12. The well system as recited in claim 11, wherein the lower portion of the actuation member comprises:

a first engagement portion;

the hanger assembly comprises a second engagement portion disposed on a hollow body;

the first and second engagement portions being adapted to cooperate to restrict downward movement of the hollow body relative to the actuation member after downward movement of the actuation member is blocked by the housing assembly.

13. The well system as recited in claim 12, wherein the lower portion of the actuation member is adapted to elastically deform to enable downward movement of the hanger assembly relative to the actuation member when the actuation member is engaged by the housing assembly and the hollow body of the hanger assembly provides a sufficient downward force to the actuation member.

14. The wellhead system as recited in claim 13, wherein the first engagement portion and the second engagement portion are adapted to cooperate to urge the actuation member upward when an upward force is applied to the hanger assembly after the load member has been actuated.

15. The wellhead system according to claim 8, wherein the retainer ring prevents substantially all axial movement of the actuator member relative to the hanger assembly while the actuator member is in a run-in position.

16. The wellhead system according to claim 15, wherein the hanger assembly moves axially relative to the actuator member when moving from the run-in position to a set position.

17. The wellhead system according to claim 16, wherein the lower portion of the actuator member is located within the cavity during the run-in position and the set position.

18. A well system, comprising:

a hanger assembly adapted to be lowered into a housing, comprising:

a body having an axis and a body rib protruding radially outward from an outer surface portion of the body;

a load member carried by the body and adapted to secure the hanger assembly in the housing;

an actuation member carried by the body, and comprising:

a cylindrical upper portion;

an actuator member shoulder on an outer diameter of the upper portion for landing on a tag shoulder in the housing;

a leg joined to and extending downward from an inner diameter of the upper portion, the leg having a lesser radial thickness than the upper portion, defining a downward facing shoulder in a plane perpendicular to the axis and located on a lower side of the upper portion;

a fillet joining the leg with the downward facing shoulder;

a leg rib on an inner diameter of the leg that initially abuts a lower surface of the body rib for preventing immediate downward movement of the hanger assembly relative to the actuator member as the actuator member shoulder lands on the tag shoulder; wherein

increased downward force on the hanger assembly after the actuator member shoulder has landed on the tag shoulder is adapted to cause the leg to elastically deflect, moving the leg rib radially outward from the lower surface of the body rib to enable the body rib to move downward past the leg rib to cause the load member to move into engagement with the housing assembly; and

a retainer ring secured to the hanger below the actuation member to retain the actuation member on the hanger.

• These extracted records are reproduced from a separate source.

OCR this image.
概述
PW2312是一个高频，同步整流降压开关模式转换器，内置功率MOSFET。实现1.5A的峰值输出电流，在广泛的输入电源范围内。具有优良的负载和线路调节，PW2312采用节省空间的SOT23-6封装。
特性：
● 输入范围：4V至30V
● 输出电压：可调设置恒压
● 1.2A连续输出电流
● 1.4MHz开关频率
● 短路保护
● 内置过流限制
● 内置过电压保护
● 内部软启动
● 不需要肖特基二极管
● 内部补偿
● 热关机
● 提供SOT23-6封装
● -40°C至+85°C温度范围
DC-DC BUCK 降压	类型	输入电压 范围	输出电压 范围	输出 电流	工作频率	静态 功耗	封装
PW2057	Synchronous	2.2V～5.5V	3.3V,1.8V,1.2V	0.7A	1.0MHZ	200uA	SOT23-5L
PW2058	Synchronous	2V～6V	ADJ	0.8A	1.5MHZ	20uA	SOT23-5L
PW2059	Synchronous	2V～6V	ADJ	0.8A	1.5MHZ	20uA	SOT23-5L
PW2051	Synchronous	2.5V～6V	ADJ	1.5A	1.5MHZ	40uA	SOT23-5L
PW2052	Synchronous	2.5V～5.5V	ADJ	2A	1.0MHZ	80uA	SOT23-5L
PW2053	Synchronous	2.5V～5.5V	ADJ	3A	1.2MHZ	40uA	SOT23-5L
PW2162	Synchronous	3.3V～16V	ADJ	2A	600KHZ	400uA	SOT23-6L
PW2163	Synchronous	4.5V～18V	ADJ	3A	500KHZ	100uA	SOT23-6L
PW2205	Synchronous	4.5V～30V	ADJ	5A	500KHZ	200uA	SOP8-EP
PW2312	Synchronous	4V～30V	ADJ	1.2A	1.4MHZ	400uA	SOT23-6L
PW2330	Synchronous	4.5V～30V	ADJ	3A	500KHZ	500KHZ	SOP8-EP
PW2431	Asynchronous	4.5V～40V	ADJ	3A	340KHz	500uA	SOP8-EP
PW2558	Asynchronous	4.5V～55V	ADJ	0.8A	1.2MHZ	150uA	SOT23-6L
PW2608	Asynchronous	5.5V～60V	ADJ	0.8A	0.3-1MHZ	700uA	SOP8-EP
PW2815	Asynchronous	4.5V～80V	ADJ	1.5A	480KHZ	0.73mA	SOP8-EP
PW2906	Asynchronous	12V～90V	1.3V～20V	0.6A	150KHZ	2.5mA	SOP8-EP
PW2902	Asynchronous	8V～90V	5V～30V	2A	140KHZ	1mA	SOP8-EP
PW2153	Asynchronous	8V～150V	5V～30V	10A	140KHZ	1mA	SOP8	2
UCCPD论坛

19. The well system according to claim 18, wherein:

the retainer ring has a lower portion in physical engagement with the body and an upper portion comprising a cylindrical wall that extends around the leg of the actuator member.

20. The well system according to claim 19, wherein the cylindrical wall has a rim located below the downward facing shoulder of the actuator member.

21. The well system according to claim 20, wherein the retainer ring has an upward facing shoulder located at an upper end of the lower portion of the retainer ring and extending inward from a base of the cylindrical wall.

22. The well system according to claim 18, wherein the fillet has an upper portion that is at a higher elevation than the downward facing shoulder of the actuator member.